Ecological Studies of the Timber Wolf in Northeastern Minnesota - L. David Mech; Louis Daniel Frenzel; P. D. Karns; Robert R. Ream; John W. Winship

[34] If all dental and jaw abnormalities are pooled, the difference between the incidence in the wolf-kill sample (9.8 percent) and that in the hunter-kill (2.3 percent) is significant at the 99 percent level.

Age Structure

Our data strongly indicate that in northeastern Minnesota wolves prey much more heavily on the older members of the deer population, at least during winter ([fig. 7]). Substantial vulnerability to wolves seems to begin at about the age of 5 years ([fig. 13]), because the percentage of wolf-killed deer in each year class increases from 9 percent for 4½-year-old animals to 15 percent for 5½-year-olds ([table 4]). Indeed, 48 percent of the wolf-kills were aged 5½ and over, which compares favorably with the Ontario figure of 58 percent for these age classes (Pimlott et al. 1969).

Figure 13.—Relative rates of predation on deer of various ages, based on comparisons of the ages of wolf-killed deer with those of a theoretical population (dashed line) and those of the hunter-killed population. See figure [7].

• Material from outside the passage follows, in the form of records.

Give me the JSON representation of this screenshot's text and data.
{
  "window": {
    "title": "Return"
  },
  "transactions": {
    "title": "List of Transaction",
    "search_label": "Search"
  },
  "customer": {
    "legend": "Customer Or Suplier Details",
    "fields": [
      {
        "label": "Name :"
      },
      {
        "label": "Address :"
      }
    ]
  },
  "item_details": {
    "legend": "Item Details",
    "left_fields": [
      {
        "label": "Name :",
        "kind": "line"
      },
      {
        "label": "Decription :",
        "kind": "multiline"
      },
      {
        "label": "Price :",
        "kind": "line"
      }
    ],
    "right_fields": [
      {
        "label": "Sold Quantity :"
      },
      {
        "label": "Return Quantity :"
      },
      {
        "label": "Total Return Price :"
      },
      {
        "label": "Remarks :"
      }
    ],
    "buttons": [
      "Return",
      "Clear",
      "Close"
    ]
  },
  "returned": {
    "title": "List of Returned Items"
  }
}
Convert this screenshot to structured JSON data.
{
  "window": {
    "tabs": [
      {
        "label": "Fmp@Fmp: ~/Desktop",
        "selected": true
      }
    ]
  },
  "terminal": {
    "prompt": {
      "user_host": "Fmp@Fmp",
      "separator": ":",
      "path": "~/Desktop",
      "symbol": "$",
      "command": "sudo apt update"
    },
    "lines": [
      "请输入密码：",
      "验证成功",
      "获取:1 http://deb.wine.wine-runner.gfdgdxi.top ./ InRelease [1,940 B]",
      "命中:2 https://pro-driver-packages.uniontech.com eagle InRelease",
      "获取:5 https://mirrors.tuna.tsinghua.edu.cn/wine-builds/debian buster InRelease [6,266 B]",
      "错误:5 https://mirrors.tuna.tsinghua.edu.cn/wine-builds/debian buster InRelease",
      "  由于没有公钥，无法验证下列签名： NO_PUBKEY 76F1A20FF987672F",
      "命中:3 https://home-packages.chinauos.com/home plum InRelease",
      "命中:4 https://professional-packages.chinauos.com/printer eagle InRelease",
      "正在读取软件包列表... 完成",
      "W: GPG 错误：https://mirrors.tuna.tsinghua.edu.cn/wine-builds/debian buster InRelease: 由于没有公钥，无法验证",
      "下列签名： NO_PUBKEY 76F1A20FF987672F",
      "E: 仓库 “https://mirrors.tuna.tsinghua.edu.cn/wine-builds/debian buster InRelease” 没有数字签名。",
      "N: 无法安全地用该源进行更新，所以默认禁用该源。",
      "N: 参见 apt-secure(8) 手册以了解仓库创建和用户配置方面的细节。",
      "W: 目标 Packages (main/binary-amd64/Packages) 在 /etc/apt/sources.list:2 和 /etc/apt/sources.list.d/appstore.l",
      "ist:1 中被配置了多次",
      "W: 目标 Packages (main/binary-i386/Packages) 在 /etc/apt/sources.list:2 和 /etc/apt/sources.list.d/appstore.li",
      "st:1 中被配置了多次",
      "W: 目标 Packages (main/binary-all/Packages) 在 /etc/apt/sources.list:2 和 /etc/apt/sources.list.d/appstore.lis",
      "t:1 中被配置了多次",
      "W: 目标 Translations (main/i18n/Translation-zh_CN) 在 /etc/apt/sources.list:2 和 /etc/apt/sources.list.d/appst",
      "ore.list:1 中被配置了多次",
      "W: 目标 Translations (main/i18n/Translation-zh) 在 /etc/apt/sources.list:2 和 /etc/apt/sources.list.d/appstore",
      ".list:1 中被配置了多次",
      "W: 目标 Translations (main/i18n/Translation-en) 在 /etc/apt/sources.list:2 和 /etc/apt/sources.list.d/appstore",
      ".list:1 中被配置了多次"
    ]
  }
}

These figures assume added significance when compared with a sample of deer killed by hunters in the same general area ([fig. 1]). Only 10 percent of the hunter-killed deer were 5½ years old or older, and the percent killed in each year class dropped off suddenly from 13 percent aged 4½ to 6 percent aged 5½. If the age structure of the hunter-kill sample is reasonably representative of the age structure of the population at large, the wolf-kill data show that wolf predation in our study area during winter has a definite selective effect on the deer population.

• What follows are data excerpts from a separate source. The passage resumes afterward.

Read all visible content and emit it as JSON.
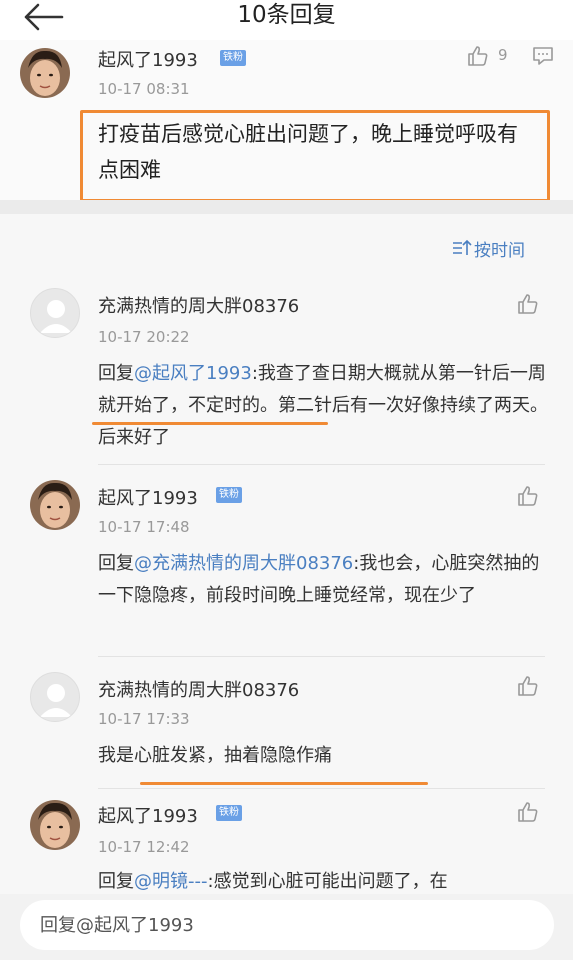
{
  "header": {
    "title": "10条回复"
  },
  "main_post": {
    "user": "起风了1993",
    "badge": "铁粉",
    "time": "10-17 08:31",
    "likes": "9",
    "content": "打疫苗后感觉心脏出问题了，晚上睡觉呼吸有点困难"
  },
  "sort": {
    "label": "按时间"
  },
  "replies": [
    {
      "user": "充满热情的周大胖08376",
      "time": "10-17 20:22",
      "prefix": "回复",
      "mention": "@起风了1993",
      "text": ":我查了查日期大概就从第一针后一周就开始了，不定时的。第二针后有一次好像持续了两天。后来好了"
    },
    {
      "user": "起风了1993",
      "badge": "铁粉",
      "time": "10-17 17:48",
      "prefix": "回复",
      "mention": "@充满热情的周大胖08376",
      "text": ":我也会，心脏突然抽的一下隐隐疼，前段时间晚上睡觉经常，现在少了"
    },
    {
      "user": "充满热情的周大胖08376",
      "time": "10-17 17:33",
      "text": "我是心脏发紧，抽着隐隐作痛"
    },
    {
      "user": "起风了1993",
      "badge": "铁粉",
      "time": "10-17 12:42",
      "prefix": "回复",
      "mention": "@明镜---",
      "text": ":感觉到心脏可能出问题了，在"
    }
  ],
  "reply_bar": {
    "placeholder": "回复@起风了1993"
  },
  "colors": {
    "accent": "#4a7fc1",
    "highlight": "#f08a34",
    "badge": "#6aa0e6"
  }
}
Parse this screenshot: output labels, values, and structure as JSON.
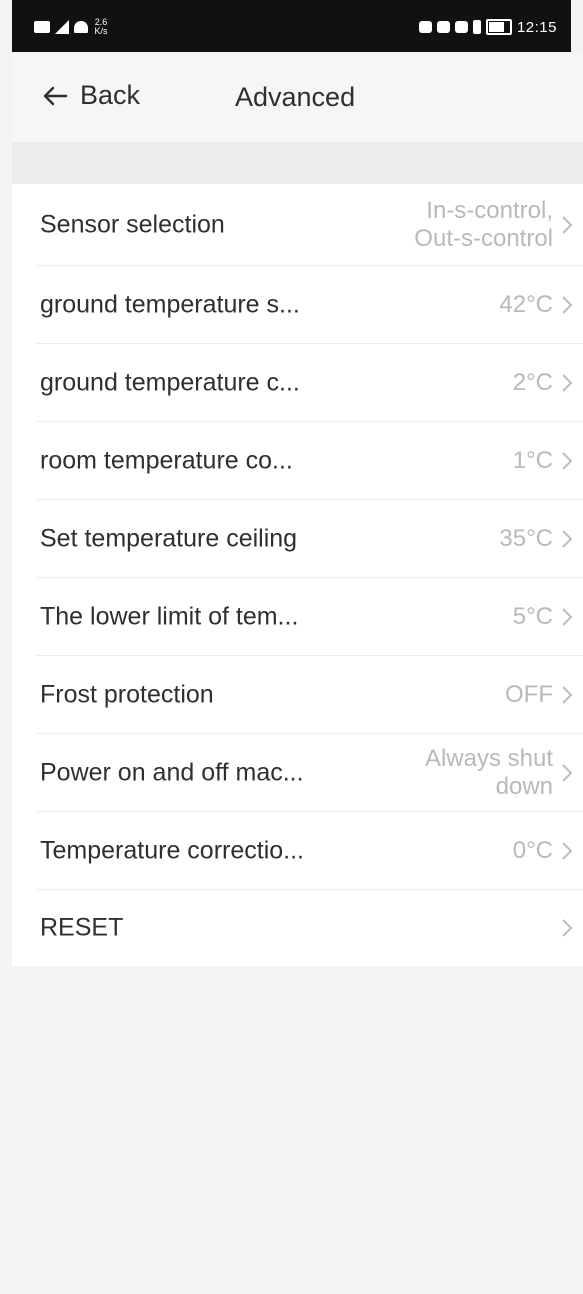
{
  "status_bar": {
    "speed_top": "2.6",
    "speed_bottom": "K/s",
    "time": "12:15"
  },
  "header": {
    "back_label": "Back",
    "title": "Advanced"
  },
  "settings": [
    {
      "label": "Sensor selection",
      "value_lines": [
        "In-s-control,",
        "Out-s-control"
      ]
    },
    {
      "label": "ground temperature s...",
      "value_lines": [
        "42°C"
      ]
    },
    {
      "label": "ground temperature c...",
      "value_lines": [
        "2°C"
      ]
    },
    {
      "label": "room temperature co...",
      "value_lines": [
        "1°C"
      ]
    },
    {
      "label": "Set temperature ceiling",
      "value_lines": [
        "35°C"
      ]
    },
    {
      "label": "The lower limit of tem...",
      "value_lines": [
        "5°C"
      ]
    },
    {
      "label": "Frost protection",
      "value_lines": [
        "OFF"
      ]
    },
    {
      "label": "Power on and off mac...",
      "value_lines": [
        "Always shut",
        "down"
      ]
    },
    {
      "label": "Temperature correctio...",
      "value_lines": [
        "0°C"
      ]
    },
    {
      "label": "RESET",
      "value_lines": []
    }
  ],
  "icons": {
    "back": "arrow-left-icon",
    "row_chevron": "chevron-right-icon"
  },
  "colors": {
    "status_bar_bg": "#111111",
    "label_text": "#2f2f2f",
    "value_text": "#b9b9b9",
    "page_bg": "#f4f4f6",
    "list_bg": "#ffffff"
  }
}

There is no direct way of knowing that the age structure of the hunter-killed deer represents the age structure of the deer population at large. However, sampling hunter-kills is the most practical means available for gaining an index to the age structure of the existing herd. Further, there are three indirect pieces of evidence indicating that the hunter-kill sample represents the actual age structure of the population, just as Maguire and Severinghaus (1954) found in New York. First, our sample has the basic theoretical form expected of a stable deer herd; i.e., the youngest year class contained the most members, and each older cohort included fewer ([fig. 7]). Second, the age structure of our sample has the same form as most other deer age structures from widely diverse areas, (Ontario, Pimlott et al. 1969; southern Minnesota, Erickson et al. 1961; Massachusetts, Shaw 1951). Third, there is no reason to believe that in our area rifle hunting is especially selective for any particular age classes. In talking with large numbers of hunters, we have learned that most shoot at any and all deer they happen to see.

Even if the age structure of the hunter-kill sample did not approximate that of the actual herd, the comparison of the wolf-kill with the theoretical population dictates the same conclusion: the rate of kill of older deer by wolves was several times greater than that of younger deer, excluding fawns ([fig. 13]). In any case, if the actual deer population in our study area had an age structure similar to that of our sample of wolf-kills (which would be the only age structure that would contradict our conclusion), its numbers would be declining by orders of magnitude each year, and there would now be only a remnant population. Such obviously is not the case.